Les rabbins, dans la suite des temps, distinguèrent : 1° l’excommunication temporaire, appelée nidduy, « séparation, » qui durait trente jours. Elle n'était pas accompagnée de malédictions. — 2° Si, au bout du mois, le coupable ne se repentait point, on prononçait ordinairement contre lui la seconde espèce d’excommunication, accompagnée de malédictions, qui était appelée simplement et plus spécialement ḥêrém ; les fidèles devaient se séparer de sa société et s’abstenir de manger et de boire avec lui. Cf.
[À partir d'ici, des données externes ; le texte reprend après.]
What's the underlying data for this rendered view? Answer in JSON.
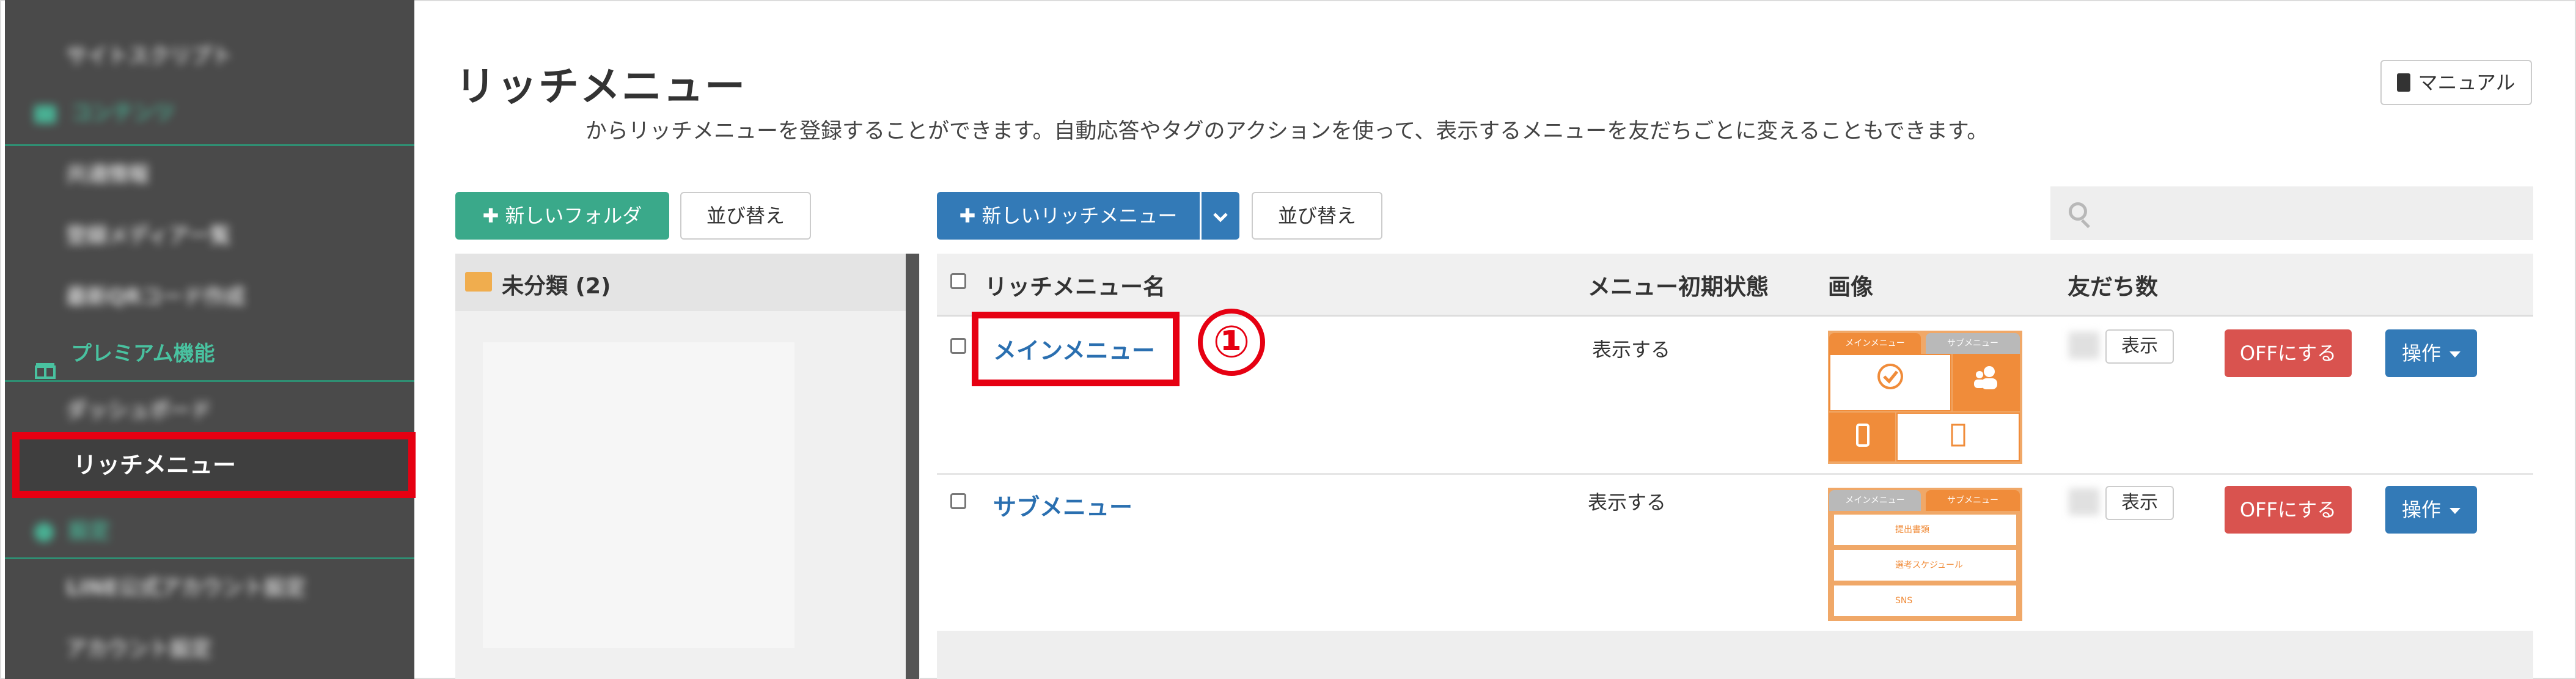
{
  "sidebar": {
    "items": [
      {
        "label": "サイトスクリプト",
        "kind": "sub",
        "blurred": true
      },
      {
        "label": "コンテンツ",
        "kind": "head",
        "blurred": true,
        "icon": "folder-icon"
      },
      {
        "label": "共通情報",
        "kind": "sub",
        "blurred": true
      },
      {
        "label": "登録メディア一覧",
        "kind": "sub",
        "blurred": true
      },
      {
        "label": "最新QRコード作成",
        "kind": "sub",
        "blurred": true
      },
      {
        "label": "プレミアム機能",
        "kind": "head",
        "blurred": false,
        "icon": "gift-icon"
      },
      {
        "label": "ダッシュボード",
        "kind": "sub",
        "blurred": true
      },
      {
        "label": "リッチメニュー",
        "kind": "active",
        "blurred": false
      },
      {
        "label": "設定",
        "kind": "head",
        "blurred": true,
        "icon": "gear-icon"
      },
      {
        "label": "LINE公式アカウント設定",
        "kind": "sub",
        "blurred": true
      },
      {
        "label": "アカウント設定",
        "kind": "sub",
        "blurred": true
      }
    ]
  },
  "header": {
    "title": "リッチメニュー",
    "description": "からリッチメニューを登録することができます。自動応答やタグのアクションを使って、表示するメニューを友だちごとに変えることもできます。",
    "manual_label": "マニュアル"
  },
  "toolbar": {
    "new_folder": "新しいフォルダ",
    "sort_folders": "並び替え",
    "new_richmenu": "新しいリッチメニュー",
    "sort_menus": "並び替え"
  },
  "search": {
    "placeholder": ""
  },
  "folders": [
    {
      "label": "未分類 (2)"
    }
  ],
  "table": {
    "headers": {
      "name": "リッチメニュー名",
      "initial_state": "メニュー初期状態",
      "image": "画像",
      "friends": "友だち数"
    },
    "rows": [
      {
        "name": "メインメニュー",
        "initial_state": "表示する",
        "show_label": "表示",
        "off_label": "OFFにする",
        "ops_label": "操作"
      },
      {
        "name": "サブメニュー",
        "initial_state": "表示する",
        "show_label": "表示",
        "off_label": "OFFにする",
        "ops_label": "操作"
      }
    ]
  },
  "thumbnails": {
    "main": {
      "tab_main": "メインメニュー",
      "tab_sub": "サブメニュー"
    },
    "sub": {
      "tab_main": "メインメニュー",
      "tab_sub": "サブメニュー",
      "items": [
        "提出書類",
        "選考スケジュール",
        "SNS"
      ]
    }
  },
  "annotation": {
    "marker": "①"
  },
  "colors": {
    "accent_green": "#3aa98a",
    "primary_blue": "#337ab7",
    "danger_red": "#d9534f",
    "highlight_red": "#e60012",
    "link_blue": "#2a6fb0"
  }
}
I Cor., v, 11 ; II Joa., 10-11. — 3° Enfin, si le pécheur persévérait dans son impénitence, il était condamné à la peine la plus grave, nommée šammaṭâʾ, « imprécation : » c'était l’exclusion complète de la société des fidèles et l’abandon de l’endurci au jugement de Dieu et à la perte finale. Voir Elias Levita, Sepher Ṭišbî ; Buxtorf, Lexicon talmudicum, col. 1304. — Ces distinctions techniques sont postérieures à l'ère chrétienne. Dans le Talmud, on emploie encore les termes nidduy et šammaṭâʾ comme synonymes. Cependant déjà du temps de Notre-Seigneur, toutes les excommunications n'étaient pas également sévères, et l’on peut voir des degrés divers et une gradation ascendante dans les paroles de Jésus à ses disciples, rapportées par saint Luc, VI, 22 : « Heureux serez-vous quand les hommes vous haïront, quand ils vous excommunieront (vous sépareront de leurs assemblées, ἀφορίσωσιν), quand ils vous injurieront et rejetteront votre nom comme mauvais à cause du Fils de l’homme. » Le Sauveur annonce aux siens, dans ce passage, qu’ils ne seront pas seulement chassés des synagogues, mais qu’ils auront encore davantage à souffrir. Quelques exégètes voient une allusion aux malédictions du ḥêrém ou second degré de l’excommunication juive dans les mots : « Quand ils vous injurieront (ὀνειδίσωσι) et rejetteront (ἐκβάλωσι) votre nom. » Quoi qu’il en soit de ce point, il est certain qu’il y a des allusions aux degrés des excommunications juives dans Matth., xviii, 15-17. Cf. II Thess., iii, 14.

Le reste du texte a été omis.